1Q84 BOOK1・2

  • 『1Q84 BOOK1・2』

  • 村上春樹
  • 新潮社
  • 各1,890円(税込)
  • 2009年5月
  • スポーツジムに勤め裏の顔をもつ青豆と、予備校講師で作家を志す天悟の視点が交互に語られる。重なりゆく2人の物語に、現代への問いかけが浮かび上がる。恋愛小説でSFでミステリ、村上春樹7年ぶりの新作長編。

最優秀推薦文

愛とか、人生とか、

推薦文No.2-1
一橋大学文芸部

 人生とは何だろうか。自分で切り拓くものなのか、あるいは天与のものなのか。
 愛とは何だろうか。わたしは愛を知っているのだろうか、それとも・・・
 天吾と青豆の2人が1Q84年に織りなす波乱の一幕が「1Q84」という小説である。道を分けたまま生きてきた2人だが、ふとした視点の移動が起こることで、彼らは互いの気持ちが衝突しそうなほどに接近していたことに気がつく。物語の中で次第に彼らの道は交差していき、ついに互いの姿をその目でとらえ始める。
 成長期の中で、彼らは生きる中で心の成長に求められるだけの愛を与えられることがなかった。ただただ不器用に、幼いころに抱いた「愛」を心の奥底に信じ続けるばかりであった。心と「心」の成長は釣りあうことなく、そのまま大人になり、そして生きることはそこらの人よりもはるかに上手くなった。しかしながら、ある部分だけは子供のころから全く成長しないで純粋に、あるいは未熟に残っていた。
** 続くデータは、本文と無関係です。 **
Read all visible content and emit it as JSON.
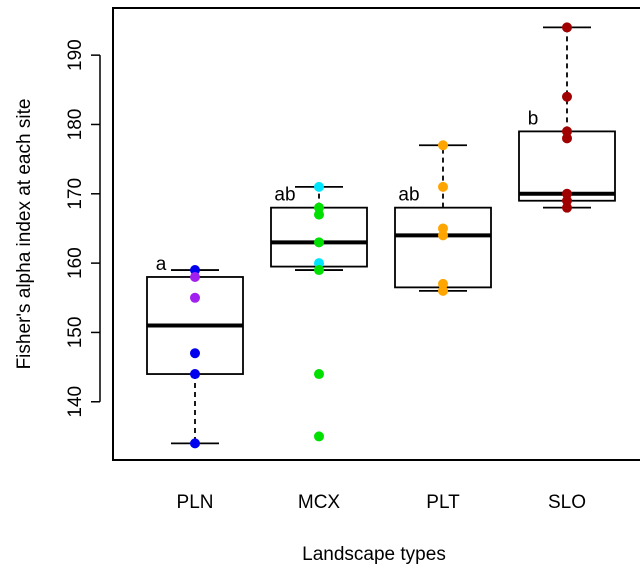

言葉や思想の殻で器用に覆い隠していたが、その中には不器用な愛の形が「誰にも」触れられぬまま、「誰か」のために残してあった。しかし、満たされない願望は性欲と愛情を切り離したドライな考え方を大きくし、異性と密接な関係を築くことはなく、自身の人生をただ通り過ぎていく人としか身体を重ねることはしなかった。否、できなかった。それは彼らの中では仕方のないことであり、それ以外の手段で人に近づいていくことは悲しいことにできなかったのだと思う。ただ一人を除いては。
 愛情の不足、運命のすれ違いは今のわたしたちにも言えることではないか、というのは強引な考えだろうか。膨大な数の人と情報が行き交い、処理しきれなくなると私たちは自然と取捨選択し、いらないと判断した出会いに対しては一切の思考を停止する。つまり、無感覚になる。それは本当に必要ないのか、判断できているのかさえ分かっていないのではないだろうか。ものの表面からどれだけのことが分かるというのだろうか。物事が持つ側面は、片側からだけ見ていてもすべてを把握することはできないというのに。私たちが見なくなったものの裏側には深い深い絆が横たわっていることだってあり得る、などと思ってしまう。形は違えど、小説と現実の底に流れるものに共通点が感じられる。
 わたしは、愛を知っているのだろうか。それとも彼らと同じように大事な気持ちを見逃して、大事なだれかと道を分けて生きているのだろうか。あるいは、運命の相手を見つけた、なんて勘違いを何度も繰り返すのだろうか。
 そうだとすれば、なんて惜しいことだろうか。そんな空想に耽ってしまう。
 最終的に、彼らは交差する互いの運命の中から相手の姿を見出すことができたと言える。直接相手と触れあうことはなく、結末としては一見悲しく見えるが、運命の相手をすれ違う一瞬の中から見つけることができたというのは、もっと深い喜びに満ちたものではないだろうか。少なくとも青豆はそう思っていた。
 「天吾くんが存在しない世界では、私が生きる意味もない」
 青豆の台詞である。
 わたしは今まで世間の速さに流され過ぎていたのかもしれない。絶対的な出会いがあれば、わたしの人生は満ち足りる。そんな確信めいた気持ちが心に湧いてくる。出会いをドライに諦めてはいけない。なぜなら、今がどうであろうと、一つの愛が人生を絶対にすることだってあるのだから。